If you've never used actuarial services before, or have only had contact with the actuary through an insurance broker, you may be somewhat confused about how these services can help you.
According to Al Rhodes of SIGMA Actuarial Consulting Group, a three-party team of actuary, broker and client can determine the best insurance program based on a thorough assessment of total cost of risk.
Growing mid-market companies sometimes become too big for a traditional guaranteed cost program. "While those programs may have been beneficial to the company previously, they lose their value if the carrier is making a disproportionate profit," Rhodes said. If the premiums start to cost more than actual losses, it may be time to consider a large deductible, self-insurance program or perhaps create your own captive insurance company. These options can help you achieve a better balance in your insurance program, ensuring that coverage is adequate, but not unnecessarily expensive.
Determining your Total Cost of Risk
SIGMA and HUB can work together on a total cost of risk (TCOR) analysis to determine the best program for your organization. Your claims history as well as your risk tolerance will factor into deriving your retention level.
It's important for your broker and actuary to understand your risk tolerance level," Rhodes said. "Some clients feel better about being closer to the claims by self-insuring and choosing a large deductible program.
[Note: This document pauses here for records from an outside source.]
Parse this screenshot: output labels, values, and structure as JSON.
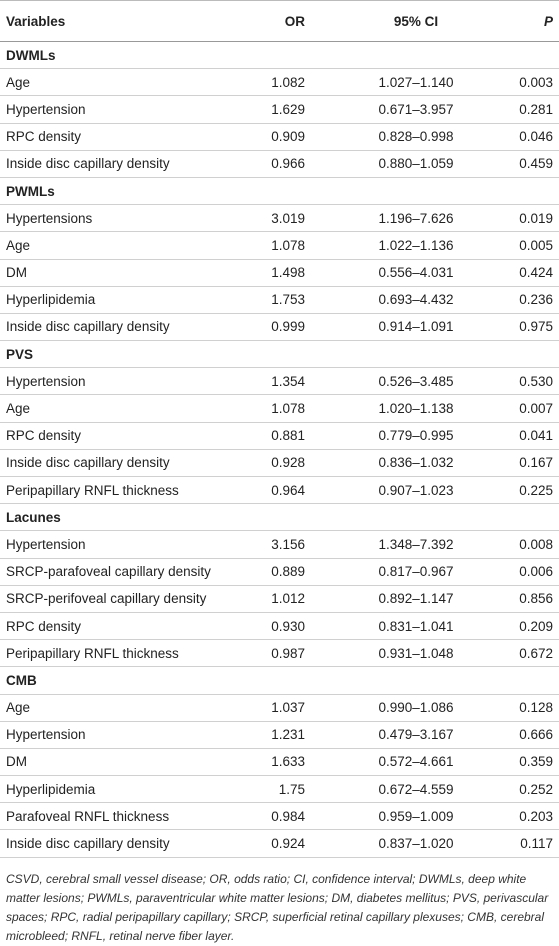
{
  "header": {
    "variables": "Variables",
    "or": "OR",
    "ci": "95% CI",
    "p": "P"
  },
  "sections": [
    {
      "title": "DWMLs",
      "rows": [
        [
          "Age",
          "1.082",
          "1.027–1.140",
          "0.003"
        ],
        [
          "Hypertension",
          "1.629",
          "0.671–3.957",
          "0.281"
        ],
        [
          "RPC density",
          "0.909",
          "0.828–0.998",
          "0.046"
        ],
        [
          "Inside disc capillary density",
          "0.966",
          "0.880–1.059",
          "0.459"
        ]
      ]
    },
    {
      "title": "PWMLs",
      "rows": [
        [
          "Hypertensions",
          "3.019",
          "1.196–7.626",
          "0.019"
        ],
        [
          "Age",
          "1.078",
          "1.022–1.136",
          "0.005"
        ],
        [
          "DM",
          "1.498",
          "0.556–4.031",
          "0.424"
        ],
        [
          "Hyperlipidemia",
          "1.753",
          "0.693–4.432",
          "0.236"
        ],
        [
          "Inside disc capillary density",
          "0.999",
          "0.914–1.091",
          "0.975"
        ]
      ]
    },
    {
      "title": "PVS",
      "rows": [
        [
          "Hypertension",
          "1.354",
          "0.526–3.485",
          "0.530"
        ],
        [
          "Age",
          "1.078",
          "1.020–1.138",
          "0.007"
        ],
        [
          "RPC density",
          "0.881",
          "0.779–0.995",
          "0.041"
        ],
        [
          "Inside disc capillary density",
          "0.928",
          "0.836–1.032",
          "0.167"
        ],
        [
          "Peripapillary RNFL thickness",
          "0.964",
          "0.907–1.023",
          "0.225"
        ]
      ]
    },
    {
      "title": "Lacunes",
      "rows": [
        [
          "Hypertension",
          "3.156",
          "1.348–7.392",
          "0.008"
        ],
        [
          "SRCP-parafoveal capillary density",
          "0.889",
          "0.817–0.967",
          "0.006"
        ],
        [
          "SRCP-perifoveal capillary density",
          "1.012",
          "0.892–1.147",
          "0.856"
        ],
        [
          "RPC density",
          "0.930",
          "0.831–1.041",
          "0.209"
        ],
        [
          "Peripapillary RNFL thickness",
          "0.987",
          "0.931–1.048",
          "0.672"
        ]
      ]
    },
    {
      "title": "CMB",
      "rows": [
        [
          "Age",
          "1.037",
          "0.990–1.086",
          "0.128"
        ],
        [
          "Hypertension",
          "1.231",
          "0.479–3.167",
          "0.666"
        ],
        [
          "DM",
          "1.633",
          "0.572–4.661",
          "0.359"
        ],
        [
          "Hyperlipidemia",
          "1.75",
          "0.672–4.559",
          "0.252"
        ],
        [
          "Parafoveal RNFL thickness",
          "0.984",
          "0.959–1.009",
          "0.203"
        ],
        [
          "Inside disc capillary density",
          "0.924",
          "0.837–1.020",
          "0.117"
        ]
      ]
    }
  ],
  "footnote": "CSVD, cerebral small vessel disease; OR, odds ratio; CI, confidence interval; DWMLs, deep white matter lesions; PWMLs, paraventricular white matter lesions; DM, diabetes mellitus; PVS, perivascular spaces; RPC, radial peripapillary capillary; SRCP, superficial retinal capillary plexuses; CMB, cerebral microbleed; RNFL, retinal nerve fiber layer."
}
This option gives them more control over how claims are handled and reserved."
After you have chosen the retention level, SIGMA and HUB can collaborate to determine the best funding level. The TCOR assessment would include the sum of premium and retained losses at a given retention level, as well as expected losses and the client's confidence interval. Armed with this information, the actuary can help you quantify the potential variability of losses.
Tips to Minimize your Financial Risk
Choose coverage to mitigate industry-specific risk
Think about which risks and threats are present due to the nature of your business. For example, a medical office must have malpractice insurance. While many of your coverage needs may be obvious, your broker can also advise you on emerging risks in your industry as well as the availability of enhanced coverage.
Limit your risk in the aggregate, as well as per occurrence
If your firm is transitioning from a guaranteed cost to a different program, you will want to start out with a smaller amount for per occurrence losses. For example, you may begin with a $100,000 to $500,000 per occurrence loss payout, rather than $1 million per incident. Then, depending on the frequency of loss, your company can get a better sense of what the aggregate loss would be.
Start a proactive dialogue about premium costs
Working in tandem with an actuary and a HUB consultant helps you prepare for negotiations with your carrier. Actuaries can also step in during the Letter of Credit process with your carrier.
"It's best to do it on the front end, and that's why HUB and SIGMA bring a lot of value to clients by getting involved proactively," Rhodes said.